### Note
* Instructions have been included for each segment. You do not have to follow them exactly, but they are included to help you think through the steps.

In [1]:
# Dependencies and Setup
import pandas as pd

# File to Load (Remember to Change These)
file_to_load = "Resources/purchase_data.csv"

# Read Purchasing File and store into Pandas data frame
purchase_data = pd.read_csv(file_to_load)
#purchase_data

## Player Count

* Display the total number of players


In [2]:
total_players = len(purchase_data.SN.unique())
#total_players

In [3]:
total_players_df =  pd.DataFrame({"Total Number of Players": total_players}, index =[0])
total_players_df

Unnamed: 0,Total Number of Players
0,576


# Some notes about the number of users

There are 780 observations, however there are only 576 total players, which means that there are players that bought more than one item.

## Purchasing Analysis (Total)

* Run basic calculations to obtain number of unique items, average price, etc.
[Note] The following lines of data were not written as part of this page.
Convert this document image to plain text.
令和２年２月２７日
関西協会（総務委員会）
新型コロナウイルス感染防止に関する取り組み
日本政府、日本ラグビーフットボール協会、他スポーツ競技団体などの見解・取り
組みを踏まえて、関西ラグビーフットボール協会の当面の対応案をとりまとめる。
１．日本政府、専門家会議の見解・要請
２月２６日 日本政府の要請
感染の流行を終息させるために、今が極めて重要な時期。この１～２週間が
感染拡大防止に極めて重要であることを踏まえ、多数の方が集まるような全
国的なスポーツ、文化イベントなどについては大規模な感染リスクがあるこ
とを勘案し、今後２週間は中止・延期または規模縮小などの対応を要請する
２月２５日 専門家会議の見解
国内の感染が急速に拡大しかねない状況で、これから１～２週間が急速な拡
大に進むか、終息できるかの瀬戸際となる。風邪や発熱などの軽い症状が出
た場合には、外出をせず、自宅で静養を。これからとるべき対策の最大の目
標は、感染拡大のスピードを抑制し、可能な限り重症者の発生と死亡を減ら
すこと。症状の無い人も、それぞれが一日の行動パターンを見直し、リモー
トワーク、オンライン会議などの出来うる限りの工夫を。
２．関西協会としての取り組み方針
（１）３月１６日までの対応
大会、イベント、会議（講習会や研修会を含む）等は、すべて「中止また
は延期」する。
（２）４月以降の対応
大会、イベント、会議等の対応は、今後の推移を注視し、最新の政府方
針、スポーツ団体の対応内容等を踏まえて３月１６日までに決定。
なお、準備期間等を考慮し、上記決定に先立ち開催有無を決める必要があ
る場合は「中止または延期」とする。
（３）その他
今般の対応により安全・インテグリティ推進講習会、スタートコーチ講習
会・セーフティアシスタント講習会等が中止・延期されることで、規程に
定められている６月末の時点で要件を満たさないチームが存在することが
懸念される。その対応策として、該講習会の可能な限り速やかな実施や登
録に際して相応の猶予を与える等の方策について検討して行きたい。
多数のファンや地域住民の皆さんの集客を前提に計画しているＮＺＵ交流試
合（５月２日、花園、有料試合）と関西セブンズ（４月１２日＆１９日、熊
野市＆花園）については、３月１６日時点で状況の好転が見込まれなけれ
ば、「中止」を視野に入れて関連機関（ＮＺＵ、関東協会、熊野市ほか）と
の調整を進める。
* Create a summary data frame to hold the results


* Optional: give the displayed data cleaner formatting


* Display the summary data frame


In [4]:
Number_unique_items = len(purchase_data["Item Name"].unique())
#Number_unique_items

In [5]:
Average_purchase_price = purchase_data.Price.mean()
#Average_purchase_price

In [6]:
Total_number_purchase = len(purchase_data.Price)
#Total_number_purchase

In [7]:
Total_Revenue = purchase_data.Price.sum()
#Total_Revenue

In [8]:
purchasing_analysis_total = pd.DataFrame({"Number of Unique Items": Number_unique_items,
                                    "Average Purchase Price": Average_purchase_price,
                                          "Total Number of Purchases": Total_number_purchase,
                                          "Total Reveneu": Total_Revenue}, index = [0])
#purchasing_analysis_total

In [9]:
#Lets put formating in the money columns
purchasing_analysis_total["Average Purchase Price"] =  purchasing_analysis_total["Average Purchase Price"].map("${: .2f}".format)
purchasing_analysis_total["Total Reveneu"] =  purchasing_analysis_total["Total Reveneu"].map("${: .2f}".format)
purchasing_analysis_total


Unnamed: 0,Number of Unique Items,Average Purchase Price,Total Number of Purchases,Total Reveneu
0,179,$ 3.05,780,$ 2379.77


# Some notes about the items.

There are 179 purchasable items and 780 purchases which means that each item could be bought on average at least 3 times. How ever, it is important to do a better analysis of these numbers.

## Gender Demographics

* Percentage and Count of Male Players


* Percentage and Count of Female Players


* Percentage and Count of Other / Non-Disclosed




In [10]:
#Sort dataframe
prueba = purchase_data.sort_values('SN', ascending=True)
#prueba

In [11]:
#Drop duplicates sn
prueba_2 = prueba.drop_duplicates(subset ="SN", keep='first') 
  
# displaying data 
#prueba_2 

In [12]:
#gROUP BY GENDER
gender_gpby = prueba_2.groupby(["Gender"])
#gender_gpby

In [13]:
#Count how many male, female, or other make a purchase
Gender_group = gender_gpby.count()
#Gender_group

In [14]:
#Transform to a percentage the last count
Gender_group["Percentage"]= (Gender_group["Price"]/sum(Gender_group["Price"]))*100
#Gender_group

In [15]:
Gender_analysis = Gender_group.reset_index()
#Gender_analysis

In [16]:
#Remove undesired columns
Gender_analysis =  Gender_analysis.drop(labels=["Purchase ID","SN","Age","Item ID","Item Name"], axis=1)
#Gender_analysis

In [17]:
#Rename columns
Gender_analysis = Gender_analysis.rename(columns={"Price": "Count"})
#Gender_analysis                                                  

In [18]:
#Lets give formating to percentage
Gender_analysis["Percentage"] = Gender_analysis["Percentage"].map("%{: .2f}".format)
Gender_analysis

Unnamed: 0,Gender,Count,Percentage
0,Female,81,% 14.06
1,Male,484,% 84.03
2,Other / Non-Disclosed,11,% 1.91


# Some analysis about the section

It has to be noted that the data frame is mostly composed by Male, which could mean that the game is more attractive to this gender.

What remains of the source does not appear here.